D. Tablets should have a weight of 1600 mg and a hardness of 14±3 kg fracture force. When tablets are completed, check for disintegration in pH 6.8, 0.05M KH2PO4. Disintegration should occur slowly over 4-5 hours.

CONCLUSION

(−)-Hydroxycitrate has a multitude of metabolic functions. The literature teaches that the compound reduces blood lipids, induces weight loss and decreases appetite in both animals and humans. However, the inventor has discovered an entirely novel use, to wit, for treating and ameliorating cachexia, health-threatening catabolism and unhealthful weight loss, such as in sarcopenia. This is accomplished without disturbing hormonal and central mechanisms of metabolic regulation.

Claims

1. A method for treating or ameliorating cachexia, health-threatening catabolism and unhealthful weight loss in an individual in need thereof which is comprised of administering orally an effective amount of (−)-hydroxycitric acid.

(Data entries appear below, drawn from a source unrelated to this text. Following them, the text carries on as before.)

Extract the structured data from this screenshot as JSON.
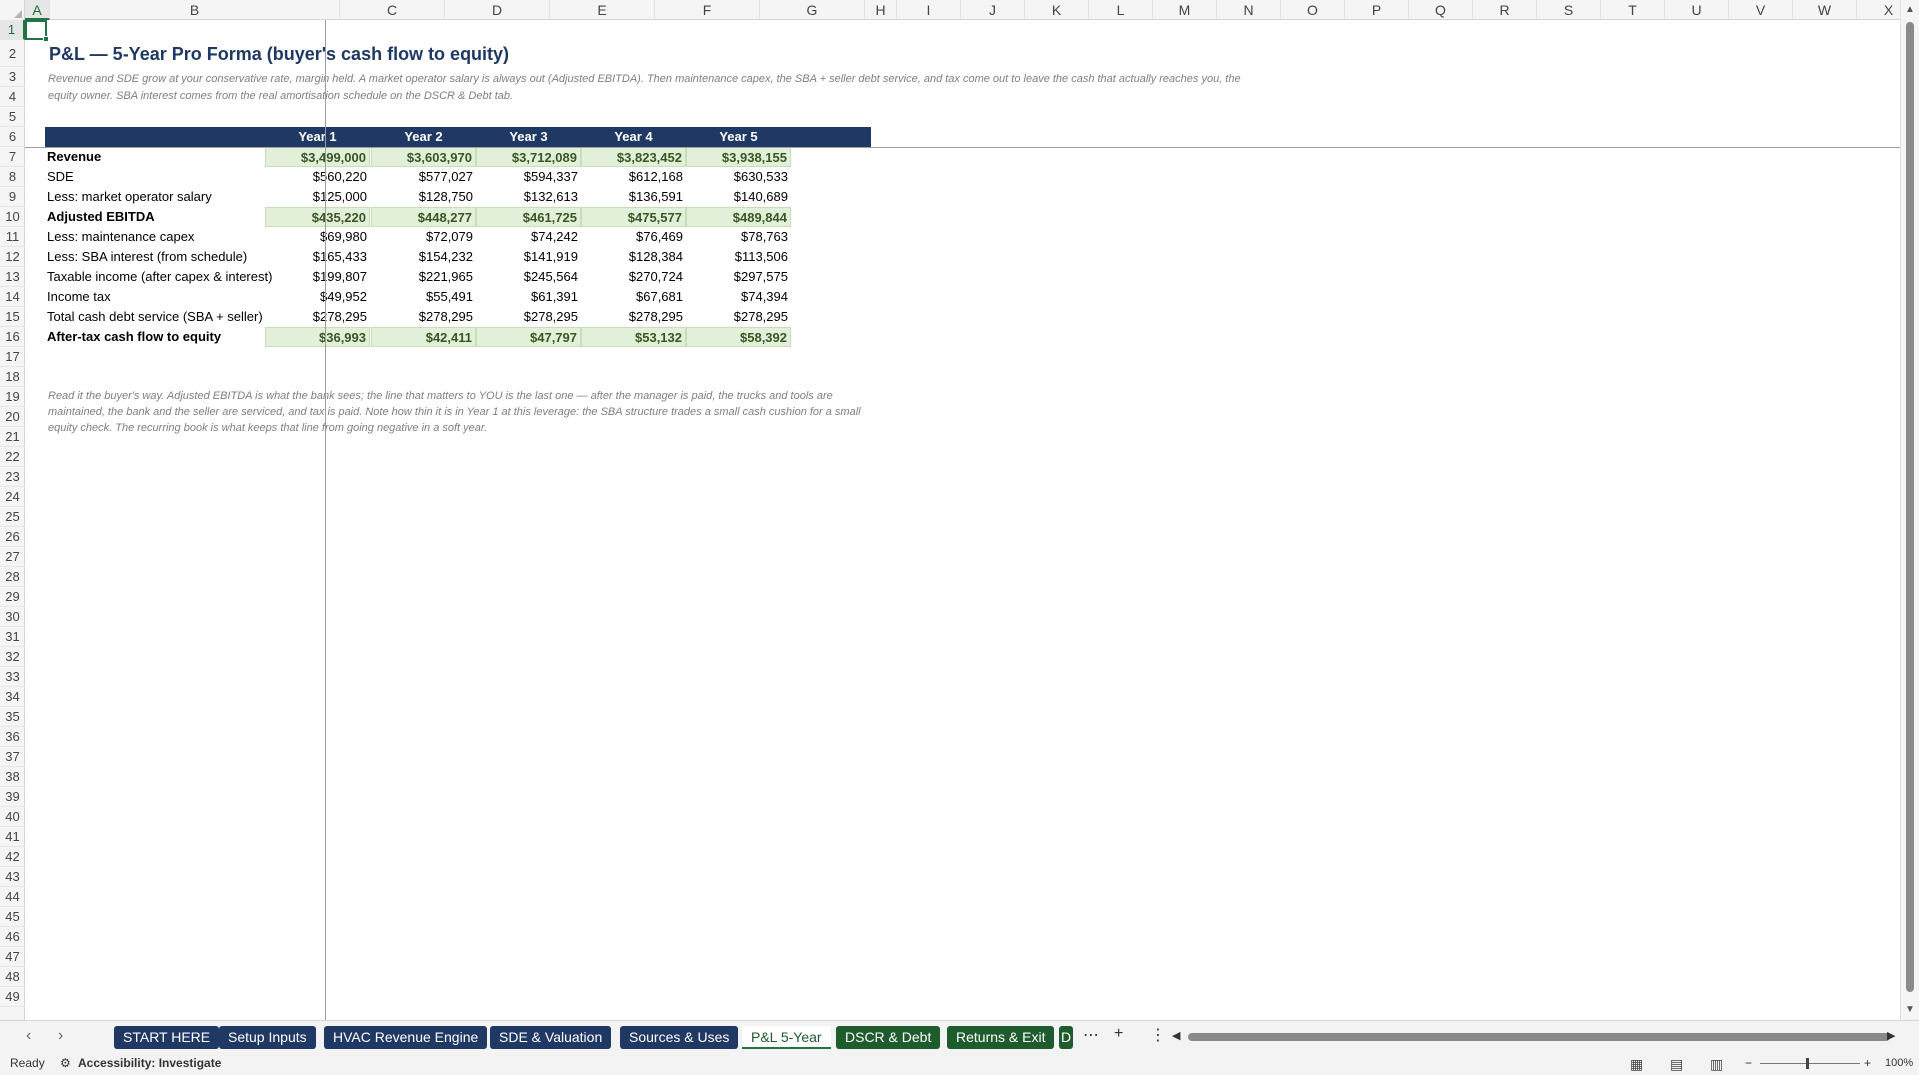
{
  "columns": [
    "A",
    "B",
    "C",
    "D",
    "E",
    "F",
    "G",
    "H",
    "I",
    "J",
    "K",
    "L",
    "M",
    "N",
    "O",
    "P",
    "Q",
    "R",
    "S",
    "T",
    "U",
    "V",
    "W",
    "X"
  ],
  "rows": [
    "1",
    "2",
    "3",
    "4",
    "5",
    "6",
    "7",
    "8",
    "9",
    "10",
    "11",
    "12",
    "13",
    "14",
    "15",
    "16",
    "17",
    "18",
    "19",
    "20",
    "21",
    "22",
    "23",
    "24",
    "25",
    "26",
    "27",
    "28",
    "29",
    "30",
    "31",
    "32",
    "33",
    "34",
    "35",
    "36",
    "37",
    "38",
    "39",
    "40",
    "41",
    "42",
    "43",
    "44",
    "45",
    "46",
    "47",
    "48",
    "49"
  ],
  "sheet": {
    "title": "P&L — 5-Year Pro Forma (buyer's cash flow to equity)",
    "subtitle": "Revenue and SDE grow at your conservative rate, margin held. A market operator salary is always out (Adjusted EBITDA). Then maintenance capex, the SBA + seller debt service, and tax come out to leave the cash that actually reaches you, the equity owner. SBA interest comes from the real amortisation schedule on the DSCR & Debt tab.",
    "headers": [
      "Year 1",
      "Year 2",
      "Year 3",
      "Year 4",
      "Year 5"
    ],
    "table": [
      {
        "label": "Revenue",
        "bold": true,
        "highlight": true,
        "values": [
          "$3,499,000",
          "$3,603,970",
          "$3,712,089",
          "$3,823,452",
          "$3,938,155"
        ]
      },
      {
        "label": "SDE",
        "bold": false,
        "highlight": false,
        "values": [
          "$560,220",
          "$577,027",
          "$594,337",
          "$612,168",
          "$630,533"
        ]
      },
      {
        "label": "Less: market operator salary",
        "bold": false,
        "highlight": false,
        "values": [
          "$125,000",
          "$128,750",
          "$132,613",
          "$136,591",
          "$140,689"
        ]
      },
      {
        "label": "Adjusted EBITDA",
        "bold": true,
        "highlight": true,
        "values": [
          "$435,220",
          "$448,277",
          "$461,725",
          "$475,577",
          "$489,844"
        ]
      },
      {
        "label": "Less: maintenance capex",
        "bold": false,
        "highlight": false,
        "values": [
          "$69,980",
          "$72,079",
          "$74,242",
          "$76,469",
          "$78,763"
        ]
      },
      {
        "label": "Less: SBA interest (from schedule)",
        "bold": false,
        "highlight": false,
        "values": [
          "$165,433",
          "$154,232",
          "$141,919",
          "$128,384",
          "$113,506"
        ]
      },
      {
        "label": "Taxable income (after capex & interest)",
        "bold": false,
        "highlight": false,
        "values": [
          "$199,807",
          "$221,965",
          "$245,564",
          "$270,724",
          "$297,575"
        ]
      },
      {
        "label": "Income tax",
        "bold": false,
        "highlight": false,
        "values": [
          "$49,952",
          "$55,491",
          "$61,391",
          "$67,681",
          "$74,394"
        ]
      },
      {
        "label": "Total cash debt service (SBA + seller)",
        "bold": false,
        "highlight": false,
        "values": [
          "$278,295",
          "$278,295",
          "$278,295",
          "$278,295",
          "$278,295"
        ]
      },
      {
        "label": "After-tax cash flow to equity",
        "bold": true,
        "highlight": true,
        "values": [
          "$36,993",
          "$42,411",
          "$47,797",
          "$53,132",
          "$58,392"
        ]
      }
    ],
    "note": "Read it the buyer's way. Adjusted EBITDA is what the bank sees; the line that matters to YOU is the last one — after the manager is paid, the trucks and tools are maintained, the bank and the seller are serviced, and tax is paid. Note how thin it is in Year 1 at this leverage: the SBA structure trades a small cash cushion for a small equity check. The recurring book is what keeps that line from going negative in a soft year."
  },
  "tabs": [
    {
      "label": "START HERE",
      "style": "blue"
    },
    {
      "label": "Setup Inputs",
      "style": "blue"
    },
    {
      "label": "HVAC Revenue Engine",
      "style": "blue"
    },
    {
      "label": "SDE & Valuation",
      "style": "blue"
    },
    {
      "label": "Sources & Uses",
      "style": "blue"
    },
    {
      "label": "P&L 5-Year",
      "style": "active"
    },
    {
      "label": "DSCR & Debt",
      "style": "green"
    },
    {
      "label": "Returns & Exit",
      "style": "green"
    },
    {
      "label": "D",
      "style": "green"
    }
  ],
  "status": {
    "ready": "Ready",
    "accessibility": "Accessibility: Investigate",
    "zoom": "100%"
  },
  "colors": {
    "header_navy": "#1f3864",
    "highlight_green": "#e2efd9",
    "excel_green": "#217346"
  }
}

2. The method of claim 1 where the (−)-hydroxycitric acid is supplied as a therapeutically effective amount of the free acid or its lactone.

3. The method of claim 1 where the (−)-hydroxycitric acid is supplied as a therapeutically effective amount of the alkali metal salts potassium or sodium (−)-hydroxycitrate.

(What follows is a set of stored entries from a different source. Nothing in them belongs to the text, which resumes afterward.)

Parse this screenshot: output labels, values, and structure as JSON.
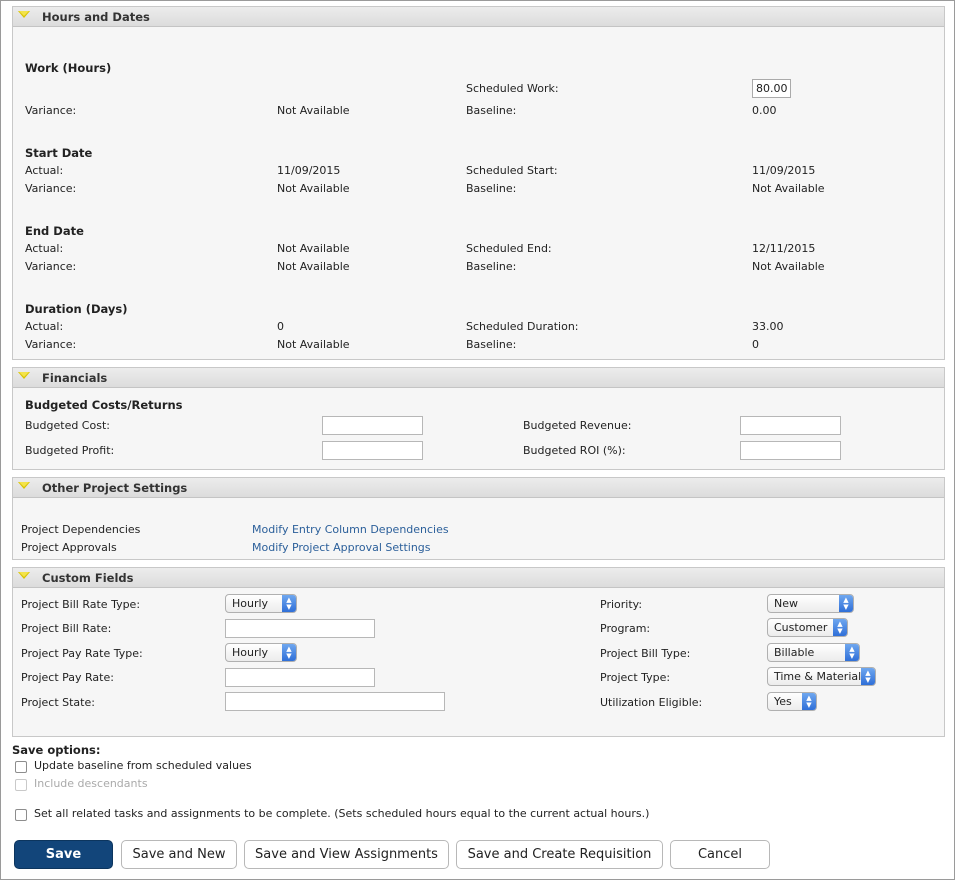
{
  "hours_dates": {
    "header": "Hours and Dates",
    "work_title": "Work (Hours)",
    "scheduled_work_label": "Scheduled Work:",
    "scheduled_work_value": "80.00",
    "work_variance_label": "Variance:",
    "work_variance_value": "Not Available",
    "work_baseline_label": "Baseline:",
    "work_baseline_value": "0.00",
    "start_title": "Start Date",
    "start_actual_label": "Actual:",
    "start_actual_value": "11/09/2015",
    "scheduled_start_label": "Scheduled Start:",
    "scheduled_start_value": "11/09/2015",
    "start_variance_label": "Variance:",
    "start_variance_value": "Not Available",
    "start_baseline_label": "Baseline:",
    "start_baseline_value": "Not Available",
    "end_title": "End Date",
    "end_actual_label": "Actual:",
    "end_actual_value": "Not Available",
    "scheduled_end_label": "Scheduled End:",
    "scheduled_end_value": "12/11/2015",
    "end_variance_label": "Variance:",
    "end_variance_value": "Not Available",
    "end_baseline_label": "Baseline:",
    "end_baseline_value": "Not Available",
    "duration_title": "Duration (Days)",
    "duration_actual_label": "Actual:",
    "duration_actual_value": "0",
    "scheduled_duration_label": "Scheduled Duration:",
    "scheduled_duration_value": "33.00",
    "duration_variance_label": "Variance:",
    "duration_variance_value": "Not Available",
    "duration_baseline_label": "Baseline:",
    "duration_baseline_value": "0"
  },
  "financials": {
    "header": "Financials",
    "subtitle": "Budgeted Costs/Returns",
    "budgeted_cost_label": "Budgeted Cost:",
    "budgeted_revenue_label": "Budgeted Revenue:",
    "budgeted_profit_label": "Budgeted Profit:",
    "budgeted_roi_label": "Budgeted ROI (%):"
  },
  "other_settings": {
    "header": "Other Project Settings",
    "dependencies_label": "Project Dependencies",
    "dependencies_link": "Modify Entry Column Dependencies",
    "approvals_label": "Project Approvals",
    "approvals_link": "Modify Project Approval Settings"
  },
  "custom_fields": {
    "header": "Custom Fields",
    "bill_rate_type_label": "Project Bill Rate Type:",
    "bill_rate_type_value": "Hourly",
    "bill_rate_label": "Project Bill Rate:",
    "pay_rate_type_label": "Project Pay Rate Type:",
    "pay_rate_type_value": "Hourly",
    "pay_rate_label": "Project Pay Rate:",
    "state_label": "Project State:",
    "priority_label": "Priority:",
    "priority_value": "New",
    "program_label": "Program:",
    "program_value": "Customer",
    "bill_type_label": "Project Bill Type:",
    "bill_type_value": "Billable",
    "project_type_label": "Project Type:",
    "project_type_value": "Time & Material",
    "utilization_label": "Utilization Eligible:",
    "utilization_value": "Yes"
  },
  "save_options": {
    "title": "Save options:",
    "update_baseline": "Update baseline from scheduled values",
    "include_descendants": "Include descendants",
    "set_complete": "Set all related tasks and assignments to be complete. (Sets scheduled hours equal to the current actual hours.)"
  },
  "buttons": {
    "save": "Save",
    "save_new": "Save and New",
    "save_view": "Save and View Assignments",
    "save_requisition": "Save and Create Requisition",
    "cancel": "Cancel"
  }
}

4. The method of claim 1 where the (−)-hydroxycitric acid is supplied as a therapeutically effective amount of the alkaline earth metal salts calcium or magnesium (−)-hydroxycitrate.

5. The method of claim 1 where the (−)-hydroxycitric acid is supplied as a therapeutically effective amount of a mixture the alkali metal salts and/or the alkaline earth metal salts of(−)-hydroxycitrate or some mixture of alkali metal salts and alkaline earth metal salts of (−)-hydroxycitrate or in the form of therapeutically effective amide and/or ester derivatives of (−)-hydroxycitric acid.

6. The method of claim 1 where the (−)-hydroxycitric acid is supplied in a therapeutically effective amount as the free acid, its lactone or as one or more of the salts or other derivatives of the free acid and is delivered in a controlled release form.